The microRNA expression in crypt-top and crypt-bottom colonic epithelial cell populations demonstrates cell-type specificity and correlates with endoscopic activity in ulcerative colitis.

Authors

Ruta Inciuraite, Rima Ramonaite, Juozas Kupcinskas, Indre Dalgediene, Ugne Kulokiene, Vytautas Kiudelis, Greta Varkalaite, Aurelija Zvirbliene, Laimas Virginijus Jonaitis, Gediminas Kiudelis, Andre Franke, Stefan Schreiber, Simonas Juzenas, Jurgita Skieceviciene

Year of publication

2024

Journal

J CROHNS COLITIS

Volume

-

Issue

-

ISSN

1873-9946

Impact factor

10.02

Abstract

Background and aims

Colonic epithelial barrier dysfunction is one of the early events in ulcerative colitis (UC) and microRNAs (miRNAs) participate in its regulation. However, cell type-specific miRNome during UC is still unknown. Thus, we aimed to explore miRNA expression patterns in colon tissue and epithelial cells at active and quiescent UC.

Methods

Small RNA-sequencing in colon tissue, crypt-bottom (CD44+), and crypt-top (CD66a+) colonic epithelial cells from two cohorts of UC patients (n=74) and healthy individuals (n=50) was performed. Data analysis encompassed differential expression, weighted gene co-expression network, correlation, gene-set enrichment analyses.

Results

Differentially expressed colonic tissue miRNAs showed potential involvement in regulation of interleukin-4 and interleukin-13 signalling during UC. As this pathway plays role in intestinal barrier regulation, consecutive analysis of spatially distinct colonic epithelial cell populations was performed.

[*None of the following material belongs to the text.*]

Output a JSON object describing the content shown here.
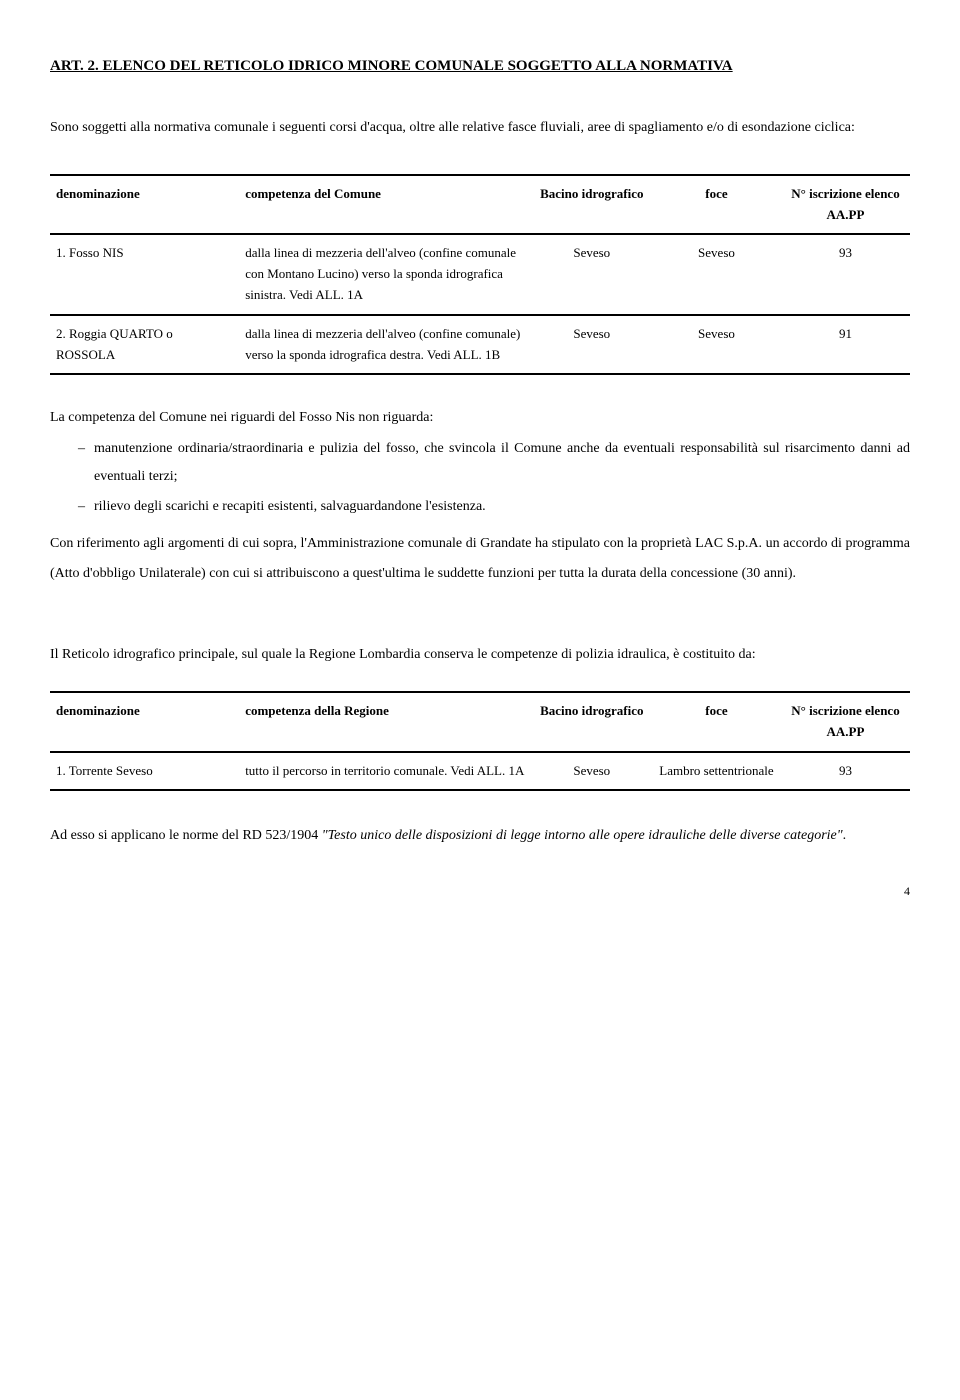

Cell-type (crypt-top and crypt-bottom) specific miRNA expression patterns were identified in both active and quiescent UC. Target genes of differentially expressed epithelial miRNAs at different disease activity were overrepresented in epithelial cell migration and therefore intestinal barrier integrity regulation. The pro-inflammatory miRNA co-expression module M1 correlated with endoscopic disease activity and successfully distinguished active and quiescent UC not only in both epithelial cell populations, but also in the colon tissue. The anti-inflammatory module M2 was specific to crypt-bottom cells and significantly enriched in the quiescent UC patients.

Conclusions

miRNA expression was specific to colonic epithelial cell populations and UC state, reflecting endoscopic disease activity. Irrespective of the UC state, deregulated epithelial miRNAs were associated with regulation of intestinal barrier integrity.